I feel you harm a child and the education system by advancing a child if he or she is not ready for it and has not earned advancement.
Perhaps "provisional advancement" to a class taught by a specialist in learning problems is an alternative idea worth considering.
In provisional advancement, children who want to learn could be retrained to warrant advancement and moved back into the mainstream, perhaps without the loss of a grade.
Those who do not want to learn could be given some special training not related to academia.
Robert L. White
To the extent that we "pass on" students who have not acquired the skills that should have been imparted in any grade, we hurt them.
Since each succeeding grade is more difficult and requires more information, better-defined skills and higher expectations, those students fall ever-further behind.
But the real unfairness of such a policy is the increased burden that it places upon the teachers in higher grades.
For the good teachers, it is an unreasonable burden to expect them to impart a higher level of skill when students lack the foundation on which to build enhanced skills.
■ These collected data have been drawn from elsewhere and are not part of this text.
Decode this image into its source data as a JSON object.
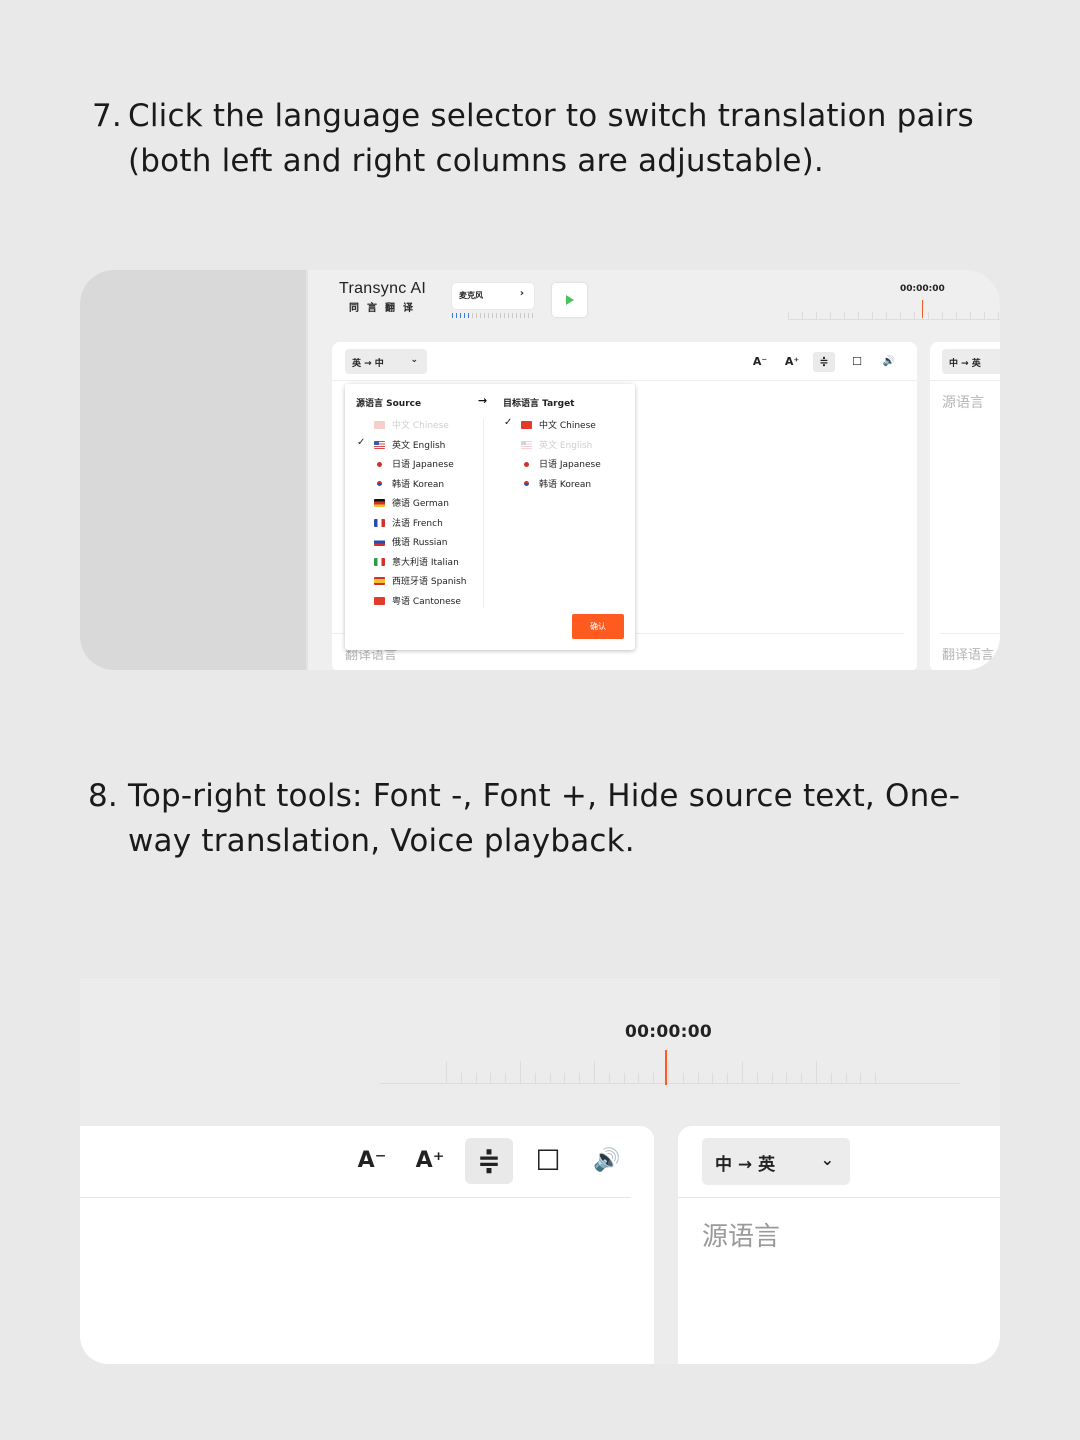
{
  "step7": {
    "num": "7.",
    "text": "Click the language selector to switch translation pairs (both left and right columns are adjustable)."
  },
  "step8": {
    "num": "8.",
    "text": "Top-right tools: Font -, Font +, Hide source text, One-way translation, Voice playback."
  },
  "shot1": {
    "brand_en": "Transync AI",
    "brand_cn": "同言翻译",
    "mic_label": "麦克风",
    "mic_chevron": "›",
    "timer": "00:00:00",
    "left_pair": "英 → 中",
    "right_pair": "中 → 英",
    "dropdown_caret": "⌄",
    "source_placeholder": "源语言",
    "target_placeholder_left": "翻译语言",
    "target_placeholder_right": "翻译语言",
    "tools": [
      "A⁻",
      "A⁺",
      "≑",
      "☐",
      "🔊"
    ],
    "dropdown": {
      "source_header": "源语言 Source",
      "target_header": "目标语言 Target",
      "arrow": "→",
      "check": "✓",
      "source_langs": [
        {
          "label": "中文 Chinese",
          "flag": "cn",
          "disabled": true,
          "checked": false
        },
        {
          "label": "英文 English",
          "flag": "us",
          "disabled": false,
          "checked": true
        },
        {
          "label": "日语 Japanese",
          "flag": "jp",
          "disabled": false,
          "checked": false
        },
        {
          "label": "韩语 Korean",
          "flag": "kr",
          "disabled": false,
          "checked": false
        },
        {
          "label": "德语 German",
          "flag": "de",
          "disabled": false,
          "checked": false
        },
        {
          "label": "法语 French",
          "flag": "fr",
          "disabled": false,
          "checked": false
        },
        {
          "label": "俄语 Russian",
          "flag": "ru",
          "disabled": false,
          "checked": false
        },
        {
          "label": "意大利语 Italian",
          "flag": "it",
          "disabled": false,
          "checked": false
        },
        {
          "label": "西班牙语 Spanish",
          "flag": "es",
          "disabled": false,
          "checked": false
        },
        {
          "label": "粤语 Cantonese",
          "flag": "hk",
          "disabled": false,
          "checked": false
        }
      ],
      "target_langs": [
        {
          "label": "中文 Chinese",
          "flag": "cn",
          "disabled": false,
          "checked": true
        },
        {
          "label": "英文 English",
          "flag": "us",
          "disabled": true,
          "checked": false
        },
        {
          "label": "日语 Japanese",
          "flag": "jp",
          "disabled": false,
          "checked": false
        },
        {
          "label": "韩语 Korean",
          "flag": "kr",
          "disabled": false,
          "checked": false
        }
      ],
      "confirm_label": "确认"
    }
  },
  "shot2": {
    "timer": "00:00:00",
    "font_minus": "A⁻",
    "font_plus": "A⁺",
    "hide_source": "≑",
    "one_way": "☐",
    "voice": "🔊",
    "right_pair": "中 → 英",
    "dropdown_caret": "⌄",
    "source_placeholder": "源语言"
  },
  "colors": {
    "accent": "#ff5a1f",
    "play": "#4cc35a",
    "meter": "#3a7bd5",
    "background": "#e9e9e9"
  }
}
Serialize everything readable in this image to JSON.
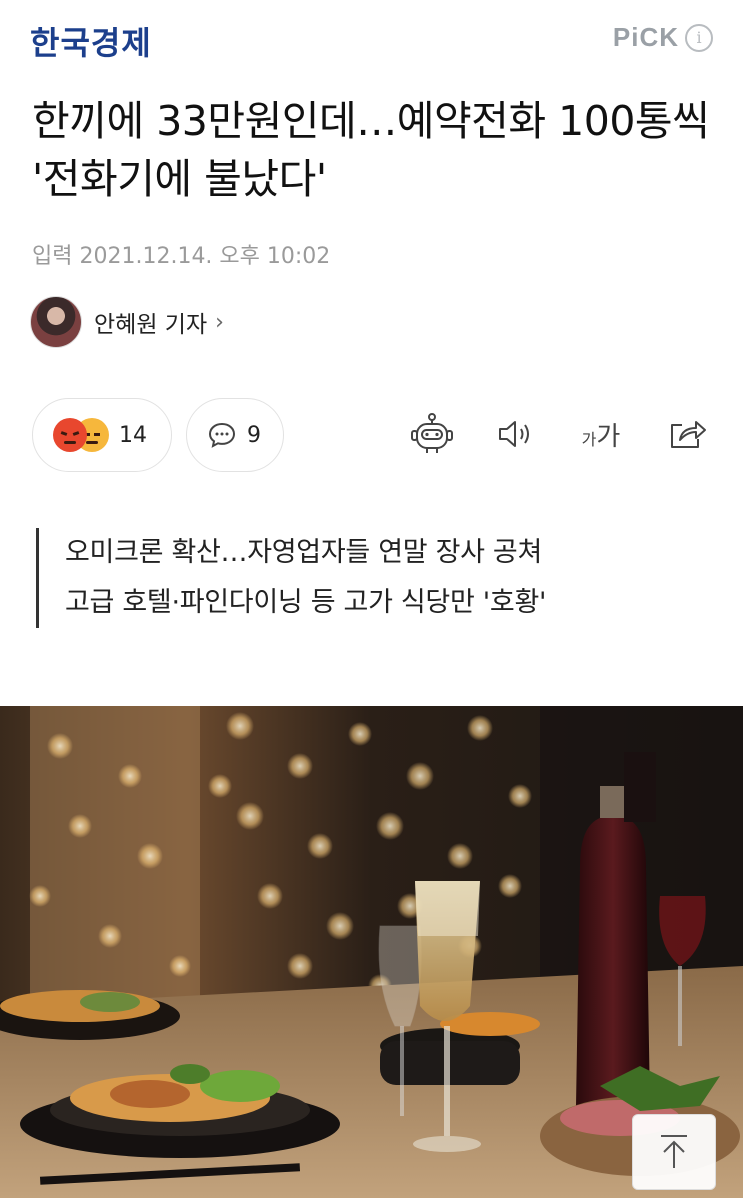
{
  "header": {
    "logo": "한국경제",
    "pick_label": "PiCK",
    "info_glyph": "i"
  },
  "article": {
    "headline": "한끼에 33만원인데…예약전화 100통씩 '전화기에 불났다'",
    "date": "입력 2021.12.14. 오후 10:02",
    "reporter": "안혜원 기자",
    "reporter_chevron": "›"
  },
  "actions": {
    "reaction_count": "14",
    "comment_count": "9",
    "font_size_small": "가",
    "font_size_large": "가"
  },
  "subhead": {
    "lines": [
      "오미크론 확산…자영업자들 연말 장사 공쳐",
      "고급 호텔·파인다이닝 등 고가 식당만 '호황'"
    ]
  },
  "colors": {
    "logo": "#1c3f8c",
    "pick": "#9aa0a6",
    "angry_emoji": "#e8472e",
    "sad_emoji": "#f6b73c"
  },
  "icons": [
    "info-icon",
    "chevron-right-icon",
    "angry-emoji-icon",
    "sad-emoji-icon",
    "comment-icon",
    "robot-summary-icon",
    "speaker-icon",
    "font-size-icon",
    "share-icon",
    "scroll-top-icon"
  ]
}
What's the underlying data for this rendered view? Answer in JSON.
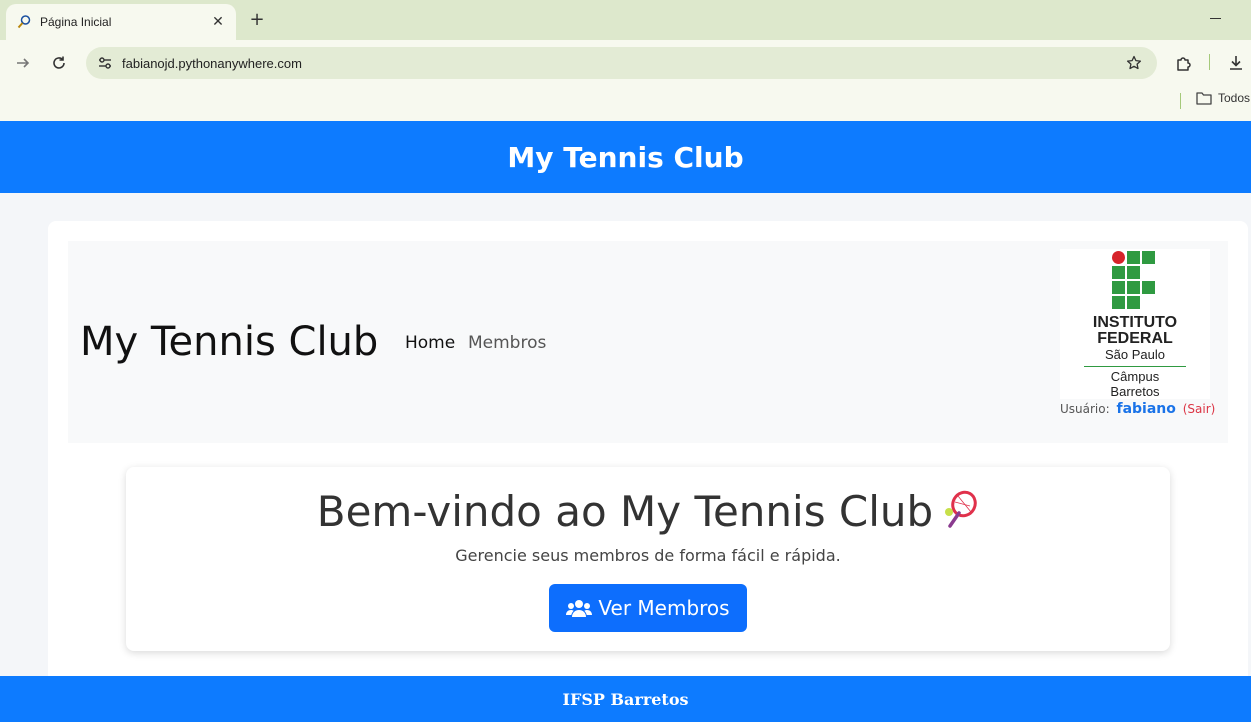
{
  "browser": {
    "tab_title": "Página Inicial",
    "url": "fabianojd.pythonanywhere.com",
    "bookmark_folder": "Todos"
  },
  "header": {
    "title": "My Tennis Club"
  },
  "navbar": {
    "brand": "My Tennis Club",
    "links": [
      "Home",
      "Membros"
    ]
  },
  "logo": {
    "line1": "INSTITUTO",
    "line2": "FEDERAL",
    "line3": "São Paulo",
    "line4": "Câmpus",
    "line5": "Barretos"
  },
  "user": {
    "label": "Usuário:",
    "name": "fabiano",
    "logout": "(Sair)"
  },
  "hero": {
    "title": "Bem-vindo ao My Tennis Club",
    "subtitle": "Gerencie seus membros de forma fácil e rápida.",
    "button": "Ver Membros"
  },
  "footer": {
    "text": "IFSP Barretos"
  },
  "colors": {
    "primary": "#0d7bff",
    "button": "#0d6efd",
    "logo_green": "#2f9a41",
    "logo_red": "#d6232a",
    "logout": "#dc3545"
  }
}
For substandard teachers, social promotion gives them an excuse for being ineffectual.
Robert L. DiStefano
Holding students back who are having difficulty learning is definitely to their advantage in the long run.
Therefore, retention creates a more effective school system.
Holding back students who haven't met standards may seem cruel and intimidating. However, looking at the situation long-range, one must realize that these kids will face the real world of competition as they enter the workplace.
And they will find few employers who will continue to keep their services just because they are nice people.
Therefore, kids should not be promoted unless they've passed the required standards. It may be discouraging now, but it will help prepare them for the future.
Holding a student back who hasn't met the standards for his or her grade not only helps the child, it also makes the school more effective.
I am glad the public schools are holding students back, even though it means more time in class and, yes, more expense for the taxpayers.
If the 20,000 students Baltimore held back had been promoted, the long-term costs to society would be far greater.
We cannot continue to treat failing students as if every student is owed a passing grade lest we harm his or her tender ego.
I must ask advocates of such treatment: When and where will these individuals learn to cope with reality in a world of competition, survival and, yes, even failure?
Passing all children, regardless of whether they are qualified, also diminishes the distinction of the diploma for those who worked hard to succeed, while rewarding academic apathy. And it frustrates future employers, who are deprived of a way to identify the qualified applicant.
To me, the answer is obvious - commend achievement, and try again to correct our failures.
William G. Volenick
Holding back students who have not satisfactorily completed their academic work is a necessary (but not sufficient) part of the solution to their lack of progress.
Parents, educators and students must also understand that parental involvement and support must precede and accompany real academic progress, except in very rare cases.
Franklin W. Littleton
I salute the courage of Baltimore's public schools in announcing that 20,000 city elementary and middle school students would be required to repeat a grade. As painful as the decision may be, social promotion is a disservice to the children and to the community.
Post-school experiences only reward performance. Any school system that encourages social promotion teaches children bad lessons: that mediocrity is permissible, and that there is an equal reward for effort and the lack of effort.
Promotion in schools should be a reward to learning, not a prize for attendance. This lesson should be instilled in the minds of our youths at early ages, so everyone understands from scratch that only hard work has a reward, and that nonperformance has a dear cost.
A contrary message will not teach the children to grow up.